Morschen. Der Kulturring Morschen zeigt seit dem Wochenende seine Ausstellung „Erde, Holz, Farbe".

Zur Eröffnung der Kulturring-Ausstellung „Erde, Holz, Farbe“ im Kloster Haydau waren die drei beteiligten Künstler anwesend: der Keramiker Heiko Schulz aus Kassel, Repräsentant des Elements Erde, der Tischlermeister Michael Hemkentokrax aus Bielefeld, zuständig für den Bereich Holz und der Maler und Restaurator Jürgen Kessler aus Kassel, der durch seine großformatigen Gemälde Farbe in den Raum brachte.

Erde 

Wie zum Spalier aufgestellt begrüßen Heiko Schulzes Keramikbüsten, menschenähnliche Wesen eines einzigen Typus, aber mit starken Charaktereigenschaften, den neugierigen Besucher. „Wie Mönche in den alten Gemäuern des Klosters“, sagte Andreas Gründel vom Organisationsteam des Kulturrings Morschen bei der Eröffnung.

Ohren, Augen, Nasen 

„Die Menschen sind ja im Prinzip alle gleich“, erklärt Schulze seine Figuren, „deshalb habe ich nur einen Typus gewählt, allerdings unterscheiden sie sich in Nuancen, und die habe ich herausgearbeitet“. Es sind eigentlich drei Sinnesorgane, die Schulze durch Überbetonung sichtbar gemacht hat: große Ohren, weit geöffnete Augen und markante Nasen.

Holz 

Die Möbelskulpturen von Michael Hemkentokrax erscheinen in strenger Schlichtheit, wirken wie das Mobiliar einer spartanischen Zeit.

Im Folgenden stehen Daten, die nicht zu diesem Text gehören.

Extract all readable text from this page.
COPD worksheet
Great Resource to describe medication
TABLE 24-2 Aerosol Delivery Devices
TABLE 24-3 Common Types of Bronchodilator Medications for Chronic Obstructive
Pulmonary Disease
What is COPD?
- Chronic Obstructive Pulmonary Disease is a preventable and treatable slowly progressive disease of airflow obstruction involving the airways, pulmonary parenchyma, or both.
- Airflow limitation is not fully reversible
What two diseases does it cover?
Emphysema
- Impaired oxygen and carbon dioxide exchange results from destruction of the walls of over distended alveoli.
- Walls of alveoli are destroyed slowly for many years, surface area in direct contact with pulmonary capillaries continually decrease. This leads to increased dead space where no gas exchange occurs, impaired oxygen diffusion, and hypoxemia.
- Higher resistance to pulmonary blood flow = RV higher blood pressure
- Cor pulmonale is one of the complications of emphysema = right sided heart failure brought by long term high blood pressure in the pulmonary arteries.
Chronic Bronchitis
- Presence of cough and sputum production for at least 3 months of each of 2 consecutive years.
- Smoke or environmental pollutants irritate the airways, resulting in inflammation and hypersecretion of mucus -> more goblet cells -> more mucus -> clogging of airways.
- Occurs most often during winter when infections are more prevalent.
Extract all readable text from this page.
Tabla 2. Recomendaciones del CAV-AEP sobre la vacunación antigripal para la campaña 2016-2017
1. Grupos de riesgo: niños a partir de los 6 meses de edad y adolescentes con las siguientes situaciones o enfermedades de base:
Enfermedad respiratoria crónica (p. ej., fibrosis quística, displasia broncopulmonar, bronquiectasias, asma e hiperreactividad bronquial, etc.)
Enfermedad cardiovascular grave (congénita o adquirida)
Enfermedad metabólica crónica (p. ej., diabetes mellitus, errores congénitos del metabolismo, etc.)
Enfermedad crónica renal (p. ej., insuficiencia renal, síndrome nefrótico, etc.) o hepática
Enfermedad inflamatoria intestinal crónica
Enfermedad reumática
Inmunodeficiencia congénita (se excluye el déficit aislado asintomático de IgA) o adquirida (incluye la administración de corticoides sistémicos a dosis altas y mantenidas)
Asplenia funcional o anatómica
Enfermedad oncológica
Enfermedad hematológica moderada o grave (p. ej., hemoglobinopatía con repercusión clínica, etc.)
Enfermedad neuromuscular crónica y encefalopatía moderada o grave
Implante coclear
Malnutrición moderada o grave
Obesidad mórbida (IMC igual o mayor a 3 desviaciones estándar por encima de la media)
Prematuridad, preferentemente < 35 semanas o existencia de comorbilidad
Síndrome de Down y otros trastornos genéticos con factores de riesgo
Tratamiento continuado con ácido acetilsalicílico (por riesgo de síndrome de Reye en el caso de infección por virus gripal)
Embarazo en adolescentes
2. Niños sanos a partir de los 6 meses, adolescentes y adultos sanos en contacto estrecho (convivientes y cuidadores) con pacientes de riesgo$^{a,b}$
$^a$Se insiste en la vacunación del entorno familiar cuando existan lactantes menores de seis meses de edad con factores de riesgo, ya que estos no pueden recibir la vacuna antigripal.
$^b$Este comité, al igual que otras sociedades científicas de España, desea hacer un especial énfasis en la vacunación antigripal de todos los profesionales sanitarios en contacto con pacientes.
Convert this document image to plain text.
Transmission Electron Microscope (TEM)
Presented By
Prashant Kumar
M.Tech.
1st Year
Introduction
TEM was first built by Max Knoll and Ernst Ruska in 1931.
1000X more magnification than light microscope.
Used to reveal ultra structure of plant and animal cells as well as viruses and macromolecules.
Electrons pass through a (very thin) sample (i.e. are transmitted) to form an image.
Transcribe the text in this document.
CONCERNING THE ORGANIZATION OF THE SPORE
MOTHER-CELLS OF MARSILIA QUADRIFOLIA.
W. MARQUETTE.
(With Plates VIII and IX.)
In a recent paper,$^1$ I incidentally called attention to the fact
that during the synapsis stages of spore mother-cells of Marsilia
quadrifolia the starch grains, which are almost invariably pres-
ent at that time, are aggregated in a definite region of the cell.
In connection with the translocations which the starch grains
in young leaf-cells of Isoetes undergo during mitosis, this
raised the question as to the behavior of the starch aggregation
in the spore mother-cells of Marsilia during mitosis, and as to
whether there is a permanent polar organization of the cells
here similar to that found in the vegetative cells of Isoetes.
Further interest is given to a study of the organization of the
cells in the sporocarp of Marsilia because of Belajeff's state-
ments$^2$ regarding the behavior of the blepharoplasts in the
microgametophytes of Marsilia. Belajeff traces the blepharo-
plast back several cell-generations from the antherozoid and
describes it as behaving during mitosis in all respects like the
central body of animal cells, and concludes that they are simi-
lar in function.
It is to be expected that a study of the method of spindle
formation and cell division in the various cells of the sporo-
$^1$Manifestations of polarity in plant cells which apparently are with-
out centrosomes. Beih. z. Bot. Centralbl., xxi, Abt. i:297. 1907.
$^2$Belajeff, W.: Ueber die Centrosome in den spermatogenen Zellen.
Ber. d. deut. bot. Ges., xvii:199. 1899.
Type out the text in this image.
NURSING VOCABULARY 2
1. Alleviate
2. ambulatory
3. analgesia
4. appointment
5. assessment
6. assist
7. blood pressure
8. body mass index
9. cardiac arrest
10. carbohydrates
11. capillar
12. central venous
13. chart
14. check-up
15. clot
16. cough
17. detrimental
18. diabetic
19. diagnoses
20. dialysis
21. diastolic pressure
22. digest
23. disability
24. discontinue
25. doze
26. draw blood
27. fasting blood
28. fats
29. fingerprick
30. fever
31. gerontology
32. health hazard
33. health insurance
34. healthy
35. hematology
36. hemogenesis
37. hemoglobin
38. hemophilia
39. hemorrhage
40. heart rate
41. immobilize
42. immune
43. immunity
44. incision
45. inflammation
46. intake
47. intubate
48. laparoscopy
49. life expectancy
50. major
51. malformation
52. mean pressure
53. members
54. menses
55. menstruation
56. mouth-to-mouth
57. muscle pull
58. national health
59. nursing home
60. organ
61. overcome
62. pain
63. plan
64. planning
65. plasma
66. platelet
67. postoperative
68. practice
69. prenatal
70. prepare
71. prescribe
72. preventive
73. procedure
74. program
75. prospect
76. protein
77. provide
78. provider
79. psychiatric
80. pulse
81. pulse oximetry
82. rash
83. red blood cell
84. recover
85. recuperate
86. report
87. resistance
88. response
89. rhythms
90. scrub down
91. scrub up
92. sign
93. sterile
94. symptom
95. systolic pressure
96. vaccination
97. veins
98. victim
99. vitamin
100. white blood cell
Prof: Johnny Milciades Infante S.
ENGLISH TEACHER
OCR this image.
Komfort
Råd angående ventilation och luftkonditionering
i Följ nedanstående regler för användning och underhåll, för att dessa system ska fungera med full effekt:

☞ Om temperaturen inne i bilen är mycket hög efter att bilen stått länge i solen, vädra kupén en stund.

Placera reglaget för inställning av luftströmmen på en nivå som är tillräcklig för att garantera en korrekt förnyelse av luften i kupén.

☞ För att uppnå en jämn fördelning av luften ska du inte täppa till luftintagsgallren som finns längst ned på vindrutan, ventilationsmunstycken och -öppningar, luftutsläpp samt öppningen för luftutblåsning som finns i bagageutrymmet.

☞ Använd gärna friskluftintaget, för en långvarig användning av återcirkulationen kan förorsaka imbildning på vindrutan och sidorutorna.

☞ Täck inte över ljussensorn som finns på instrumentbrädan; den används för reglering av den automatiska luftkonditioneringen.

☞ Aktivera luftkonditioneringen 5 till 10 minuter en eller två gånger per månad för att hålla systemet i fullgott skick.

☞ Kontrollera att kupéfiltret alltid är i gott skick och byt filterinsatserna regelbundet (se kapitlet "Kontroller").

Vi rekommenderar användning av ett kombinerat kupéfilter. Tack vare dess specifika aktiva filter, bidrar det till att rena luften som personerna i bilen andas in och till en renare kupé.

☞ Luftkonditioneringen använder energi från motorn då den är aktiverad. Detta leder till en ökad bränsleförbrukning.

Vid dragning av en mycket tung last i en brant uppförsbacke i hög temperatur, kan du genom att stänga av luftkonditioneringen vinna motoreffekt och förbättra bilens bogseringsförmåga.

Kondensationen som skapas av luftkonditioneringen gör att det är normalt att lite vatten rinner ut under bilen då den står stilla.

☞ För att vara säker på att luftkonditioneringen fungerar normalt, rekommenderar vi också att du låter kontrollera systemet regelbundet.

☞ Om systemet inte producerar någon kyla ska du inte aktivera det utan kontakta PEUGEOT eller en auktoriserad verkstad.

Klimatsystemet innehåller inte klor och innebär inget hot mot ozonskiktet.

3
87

Seine Skulpturen sind Gebrauchsgegenstände, schmale Schränke mit sehr eigenwilligen Türen und einfache originelle Sitzbänke. Der gelernte Tischlermeister arbeitet ohne Auftraggeber, jedes Stück ist ein Unikat, praktisch und schön anzuschauen.

Farbe

Die großformatigen Gemälde Jürgen Kesslers hängen kontrapunktisch zu den strengen Keramik- und Holzwerken. Große, bunte, vielschichtige Bilder brechen die Strenge der beiden ersten Elemente auf. Vier Bilder hat Kessler für die Ausstellung angefertigt. Mit verschiedenen Techniken, großflächig, Übermaltechnik und unterschiedlichen Materialien - Kreide, Acryl, Edding-Stiften - schafft Kessler auf Sperrholzplatten Bilder von beeindruckender Prägnanz. Zeichnungen in den Bildern lassen den Betrachter rätseln. Aber die Titel der Bilder „Nullsummenspiel“, „Mein, dein, sein“, „Die Versuchung“ und „Das Paradies“ haben den Menschen, vor allem dessen Eigenschaften zum Thema.

• Öffnungszeiten: noch bis zum 20. September täglich außer montags von 12 bis 19 Uhr im Westflügel vom Kloster Haydau.